Summerhays needs a strong performance, at this stage. As he stood on the Oakridge driving range, he could picture himself holding the Billy Casper Cup on Sunday, creating all kinds of career possibilities.
That would be a remarkable turnaround in a season when the former Davis High School and BYU golfer has made only three 36-hole cuts in 15 starts, earning less than $10,000 and ranking 162nd. He’ll have to do something extraordinary in the next two months just to make the top 75 and play in the Korn Ferry Tour Finals. If not, he’ll go to the qualifying tournament, in hopes of returning to this level. And if he fails there … OK, that’s getting ahead of the story.
Yet that's the reality of pro golf. PGA Tour winners get the equivalent of multiyear contracts.
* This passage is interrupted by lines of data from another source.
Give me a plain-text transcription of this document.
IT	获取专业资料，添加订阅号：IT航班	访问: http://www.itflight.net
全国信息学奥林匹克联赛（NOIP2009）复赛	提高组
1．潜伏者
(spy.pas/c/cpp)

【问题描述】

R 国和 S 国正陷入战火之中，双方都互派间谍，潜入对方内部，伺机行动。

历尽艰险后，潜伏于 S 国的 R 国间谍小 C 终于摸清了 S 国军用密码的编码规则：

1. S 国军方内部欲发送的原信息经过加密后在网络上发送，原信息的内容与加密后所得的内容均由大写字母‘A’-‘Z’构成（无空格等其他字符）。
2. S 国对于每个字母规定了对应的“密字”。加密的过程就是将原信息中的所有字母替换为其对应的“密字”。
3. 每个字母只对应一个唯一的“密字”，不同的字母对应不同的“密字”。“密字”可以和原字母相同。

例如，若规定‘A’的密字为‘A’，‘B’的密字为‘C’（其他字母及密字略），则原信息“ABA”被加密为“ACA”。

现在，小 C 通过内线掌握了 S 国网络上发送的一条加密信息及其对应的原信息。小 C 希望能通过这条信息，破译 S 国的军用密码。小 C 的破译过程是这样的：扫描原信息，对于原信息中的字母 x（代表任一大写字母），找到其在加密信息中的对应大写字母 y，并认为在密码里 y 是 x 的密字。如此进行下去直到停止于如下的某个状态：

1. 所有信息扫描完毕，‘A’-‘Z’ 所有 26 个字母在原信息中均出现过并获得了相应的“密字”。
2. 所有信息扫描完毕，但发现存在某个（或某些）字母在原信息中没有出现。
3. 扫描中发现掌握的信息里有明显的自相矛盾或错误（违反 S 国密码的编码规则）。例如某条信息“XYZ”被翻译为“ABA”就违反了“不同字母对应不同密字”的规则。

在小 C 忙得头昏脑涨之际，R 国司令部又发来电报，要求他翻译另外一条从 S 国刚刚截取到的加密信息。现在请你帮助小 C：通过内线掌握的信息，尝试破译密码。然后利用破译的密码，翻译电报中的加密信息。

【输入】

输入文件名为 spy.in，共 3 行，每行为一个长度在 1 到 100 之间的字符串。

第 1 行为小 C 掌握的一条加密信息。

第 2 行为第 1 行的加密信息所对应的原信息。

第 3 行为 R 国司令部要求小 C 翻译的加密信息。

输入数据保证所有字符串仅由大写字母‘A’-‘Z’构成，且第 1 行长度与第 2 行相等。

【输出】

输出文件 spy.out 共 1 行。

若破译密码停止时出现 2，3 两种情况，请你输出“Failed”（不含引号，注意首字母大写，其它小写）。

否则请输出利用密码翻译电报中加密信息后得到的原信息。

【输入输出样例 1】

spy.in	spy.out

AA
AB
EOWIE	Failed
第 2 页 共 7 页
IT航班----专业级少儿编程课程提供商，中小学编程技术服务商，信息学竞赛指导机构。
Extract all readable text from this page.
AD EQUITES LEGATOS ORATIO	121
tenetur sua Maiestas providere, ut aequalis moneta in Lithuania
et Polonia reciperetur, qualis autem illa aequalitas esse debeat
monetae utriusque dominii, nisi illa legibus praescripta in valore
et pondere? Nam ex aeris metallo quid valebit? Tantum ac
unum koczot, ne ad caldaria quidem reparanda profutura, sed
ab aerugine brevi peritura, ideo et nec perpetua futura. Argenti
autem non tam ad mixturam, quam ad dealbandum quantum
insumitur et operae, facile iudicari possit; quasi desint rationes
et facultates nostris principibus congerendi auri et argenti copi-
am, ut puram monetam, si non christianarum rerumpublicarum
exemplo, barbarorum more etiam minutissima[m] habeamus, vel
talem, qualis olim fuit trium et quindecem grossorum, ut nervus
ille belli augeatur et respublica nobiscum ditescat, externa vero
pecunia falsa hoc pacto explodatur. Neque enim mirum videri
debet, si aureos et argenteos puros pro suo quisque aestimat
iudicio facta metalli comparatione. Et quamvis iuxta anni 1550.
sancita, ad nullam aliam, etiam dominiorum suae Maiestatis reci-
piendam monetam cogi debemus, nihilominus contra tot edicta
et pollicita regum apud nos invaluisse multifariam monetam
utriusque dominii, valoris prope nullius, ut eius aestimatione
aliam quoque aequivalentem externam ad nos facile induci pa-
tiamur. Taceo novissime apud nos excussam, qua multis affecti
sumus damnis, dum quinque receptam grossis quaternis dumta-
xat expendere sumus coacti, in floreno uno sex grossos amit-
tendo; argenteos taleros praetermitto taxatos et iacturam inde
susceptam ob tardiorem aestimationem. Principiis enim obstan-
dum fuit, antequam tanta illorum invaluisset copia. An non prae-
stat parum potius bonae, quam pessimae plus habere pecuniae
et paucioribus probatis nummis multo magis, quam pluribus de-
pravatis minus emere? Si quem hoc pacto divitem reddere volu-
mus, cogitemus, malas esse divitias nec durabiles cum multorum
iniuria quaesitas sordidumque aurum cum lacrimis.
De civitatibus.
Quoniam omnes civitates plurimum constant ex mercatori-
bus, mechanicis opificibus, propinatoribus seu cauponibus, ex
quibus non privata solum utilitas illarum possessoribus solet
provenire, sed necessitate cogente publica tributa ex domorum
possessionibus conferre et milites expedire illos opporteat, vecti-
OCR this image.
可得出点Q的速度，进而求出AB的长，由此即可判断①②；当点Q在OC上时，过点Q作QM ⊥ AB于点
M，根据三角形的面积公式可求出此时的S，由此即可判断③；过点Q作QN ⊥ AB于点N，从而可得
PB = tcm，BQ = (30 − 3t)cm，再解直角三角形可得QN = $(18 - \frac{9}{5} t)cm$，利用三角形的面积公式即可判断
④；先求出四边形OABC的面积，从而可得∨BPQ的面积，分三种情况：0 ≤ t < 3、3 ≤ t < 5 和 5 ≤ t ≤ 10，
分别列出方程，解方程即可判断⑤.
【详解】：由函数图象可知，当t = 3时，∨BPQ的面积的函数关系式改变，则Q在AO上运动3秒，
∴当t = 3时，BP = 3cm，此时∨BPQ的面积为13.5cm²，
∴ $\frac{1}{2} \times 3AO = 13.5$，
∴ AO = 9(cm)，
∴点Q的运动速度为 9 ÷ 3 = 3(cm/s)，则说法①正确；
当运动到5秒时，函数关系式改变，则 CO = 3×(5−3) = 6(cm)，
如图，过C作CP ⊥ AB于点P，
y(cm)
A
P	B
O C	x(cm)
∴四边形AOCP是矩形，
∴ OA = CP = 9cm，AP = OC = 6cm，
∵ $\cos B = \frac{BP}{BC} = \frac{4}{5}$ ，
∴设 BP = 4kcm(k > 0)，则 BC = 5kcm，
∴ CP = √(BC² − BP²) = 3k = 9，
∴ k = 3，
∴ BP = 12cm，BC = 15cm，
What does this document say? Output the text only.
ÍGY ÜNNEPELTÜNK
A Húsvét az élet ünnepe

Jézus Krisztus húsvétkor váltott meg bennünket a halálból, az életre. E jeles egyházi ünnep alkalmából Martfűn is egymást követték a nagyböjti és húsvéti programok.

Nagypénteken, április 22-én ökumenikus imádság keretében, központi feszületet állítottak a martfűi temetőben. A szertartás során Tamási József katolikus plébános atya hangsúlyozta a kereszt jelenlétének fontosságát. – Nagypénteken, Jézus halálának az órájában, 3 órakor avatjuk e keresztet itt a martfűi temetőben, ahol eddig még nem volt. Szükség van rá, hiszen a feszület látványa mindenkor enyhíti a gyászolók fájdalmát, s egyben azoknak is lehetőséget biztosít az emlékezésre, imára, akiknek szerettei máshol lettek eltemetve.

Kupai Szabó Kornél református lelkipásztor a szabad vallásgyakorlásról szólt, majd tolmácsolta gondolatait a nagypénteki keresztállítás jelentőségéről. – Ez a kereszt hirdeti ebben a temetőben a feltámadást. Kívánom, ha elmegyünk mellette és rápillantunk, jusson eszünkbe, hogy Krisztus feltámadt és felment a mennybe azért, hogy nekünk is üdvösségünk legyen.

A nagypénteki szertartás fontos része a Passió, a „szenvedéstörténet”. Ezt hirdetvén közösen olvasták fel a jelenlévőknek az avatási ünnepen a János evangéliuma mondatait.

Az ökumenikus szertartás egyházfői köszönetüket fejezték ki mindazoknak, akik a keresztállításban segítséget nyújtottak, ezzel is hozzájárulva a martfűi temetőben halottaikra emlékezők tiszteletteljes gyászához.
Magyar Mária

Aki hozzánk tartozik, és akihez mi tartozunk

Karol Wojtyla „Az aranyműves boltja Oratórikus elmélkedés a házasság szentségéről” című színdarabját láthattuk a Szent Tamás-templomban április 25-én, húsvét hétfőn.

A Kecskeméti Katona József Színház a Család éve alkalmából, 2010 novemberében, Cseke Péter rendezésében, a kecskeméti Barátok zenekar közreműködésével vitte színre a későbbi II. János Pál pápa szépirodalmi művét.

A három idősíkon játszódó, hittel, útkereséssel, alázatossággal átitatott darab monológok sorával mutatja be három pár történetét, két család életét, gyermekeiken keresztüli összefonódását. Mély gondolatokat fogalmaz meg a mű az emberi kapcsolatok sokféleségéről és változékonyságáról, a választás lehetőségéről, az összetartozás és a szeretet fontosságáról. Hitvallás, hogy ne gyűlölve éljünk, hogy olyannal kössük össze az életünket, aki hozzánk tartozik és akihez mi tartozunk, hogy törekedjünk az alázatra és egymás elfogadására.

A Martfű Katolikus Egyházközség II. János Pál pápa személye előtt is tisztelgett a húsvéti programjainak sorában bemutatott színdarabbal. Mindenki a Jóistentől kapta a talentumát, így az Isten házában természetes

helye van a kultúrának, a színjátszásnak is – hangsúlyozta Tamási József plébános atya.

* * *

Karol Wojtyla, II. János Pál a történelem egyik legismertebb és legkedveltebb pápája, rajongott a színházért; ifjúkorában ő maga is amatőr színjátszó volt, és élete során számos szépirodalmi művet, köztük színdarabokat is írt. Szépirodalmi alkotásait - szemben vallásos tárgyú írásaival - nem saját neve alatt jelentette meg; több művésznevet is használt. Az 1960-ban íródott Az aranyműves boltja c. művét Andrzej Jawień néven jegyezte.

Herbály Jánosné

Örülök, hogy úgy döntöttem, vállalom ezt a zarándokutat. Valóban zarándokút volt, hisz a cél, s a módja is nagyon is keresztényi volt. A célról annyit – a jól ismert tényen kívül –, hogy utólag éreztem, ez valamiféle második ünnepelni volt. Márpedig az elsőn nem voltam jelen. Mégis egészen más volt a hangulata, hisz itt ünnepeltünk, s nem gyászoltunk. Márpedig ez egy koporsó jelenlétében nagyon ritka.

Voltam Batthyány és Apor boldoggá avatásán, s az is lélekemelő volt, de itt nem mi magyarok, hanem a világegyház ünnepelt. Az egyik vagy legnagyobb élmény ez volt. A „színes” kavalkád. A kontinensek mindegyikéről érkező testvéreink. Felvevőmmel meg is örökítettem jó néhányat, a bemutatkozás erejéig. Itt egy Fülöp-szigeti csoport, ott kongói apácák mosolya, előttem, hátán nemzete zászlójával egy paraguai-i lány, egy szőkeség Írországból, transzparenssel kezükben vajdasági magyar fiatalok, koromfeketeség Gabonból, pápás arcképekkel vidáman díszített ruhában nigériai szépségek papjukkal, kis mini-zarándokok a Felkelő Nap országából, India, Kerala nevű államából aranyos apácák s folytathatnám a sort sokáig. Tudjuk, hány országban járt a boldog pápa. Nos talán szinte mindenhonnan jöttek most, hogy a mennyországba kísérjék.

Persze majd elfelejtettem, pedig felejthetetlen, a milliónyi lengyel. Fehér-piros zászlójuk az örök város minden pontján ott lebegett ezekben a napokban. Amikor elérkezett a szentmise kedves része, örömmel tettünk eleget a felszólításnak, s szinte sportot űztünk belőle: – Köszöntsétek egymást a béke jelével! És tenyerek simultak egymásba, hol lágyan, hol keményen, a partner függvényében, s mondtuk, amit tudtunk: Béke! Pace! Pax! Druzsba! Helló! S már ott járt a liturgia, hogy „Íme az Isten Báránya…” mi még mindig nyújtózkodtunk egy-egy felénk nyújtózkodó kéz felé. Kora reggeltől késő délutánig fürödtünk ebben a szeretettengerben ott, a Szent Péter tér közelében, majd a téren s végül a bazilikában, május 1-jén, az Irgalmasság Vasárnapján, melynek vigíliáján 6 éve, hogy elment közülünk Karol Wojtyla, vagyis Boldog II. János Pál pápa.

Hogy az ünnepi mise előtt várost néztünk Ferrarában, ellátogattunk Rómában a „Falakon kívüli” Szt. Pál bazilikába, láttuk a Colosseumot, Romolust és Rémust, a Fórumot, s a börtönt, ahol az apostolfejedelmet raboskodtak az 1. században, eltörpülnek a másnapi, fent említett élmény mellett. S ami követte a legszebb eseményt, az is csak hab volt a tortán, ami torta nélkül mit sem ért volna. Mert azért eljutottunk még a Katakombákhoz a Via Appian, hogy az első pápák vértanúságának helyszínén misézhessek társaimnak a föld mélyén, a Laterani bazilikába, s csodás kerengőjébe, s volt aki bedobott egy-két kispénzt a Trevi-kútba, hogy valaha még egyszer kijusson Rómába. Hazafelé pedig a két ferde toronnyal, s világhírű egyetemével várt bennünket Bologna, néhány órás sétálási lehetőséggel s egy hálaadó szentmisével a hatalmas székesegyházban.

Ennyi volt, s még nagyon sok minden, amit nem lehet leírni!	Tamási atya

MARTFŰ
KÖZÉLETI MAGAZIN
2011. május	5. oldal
Everyone else is playing from season to season, as Summerhays succeeded in doing for eight years as a PGA Tour member, until his game unraveled in 2017-18. And now, at age 35, any number of avenues are in play for Summerhays.
“I'm prepared for whatever life throws at me,” he said. “Competitive golf is plan A through F; H, I, J, K is something within the golf industry, whether that's teaching [or] coaching.”
UTAHNS’ TEE TIMES
Utah Championship presented by Zions Bank
Thursday at Oakridge Country Club, Farmington
Zac Blair, 8:25 a.m. (No. 10).
Preston Summerhays*, 9:15 a.m. (No. 1).
Daniel Summerhays, 1:20 p.m. (No. 1).
Steele DeWald**, 2:30 p.m. (No. 10).
Golf Channel coverage: 4-7 p.m. daily.
So he’s not planning to ask the Korn Ferry executive search firm to help plot his next move, or put his BYU finance degree to everyday use. Earnings of nearly $10 million between the PGA Tour and the former Web.com Tour give him some security and options, as Summerhays and his wife, Emily, raise four children of ages 4 to 11 in nearby Fruit Heights.
"I don't know how much longer I'll play professional golf, I honestly don't," Summerhays said in 2017. "Because if my family needs me to be there, I will.”
That attitude remains intact, but he has overcome a phase where “I definitely got burned out there for a while with travel; hated leaving home,” he said this week. He wants to keep playing, at the highest level available to him.
“I am enjoying the game a lot,” Summerhays said. “If golf wasn't results-based, I would be on cloud nine. I feel like at any moment I can hit really, really good shots.”
He would love to produce a bunch of them this week, when it really counts.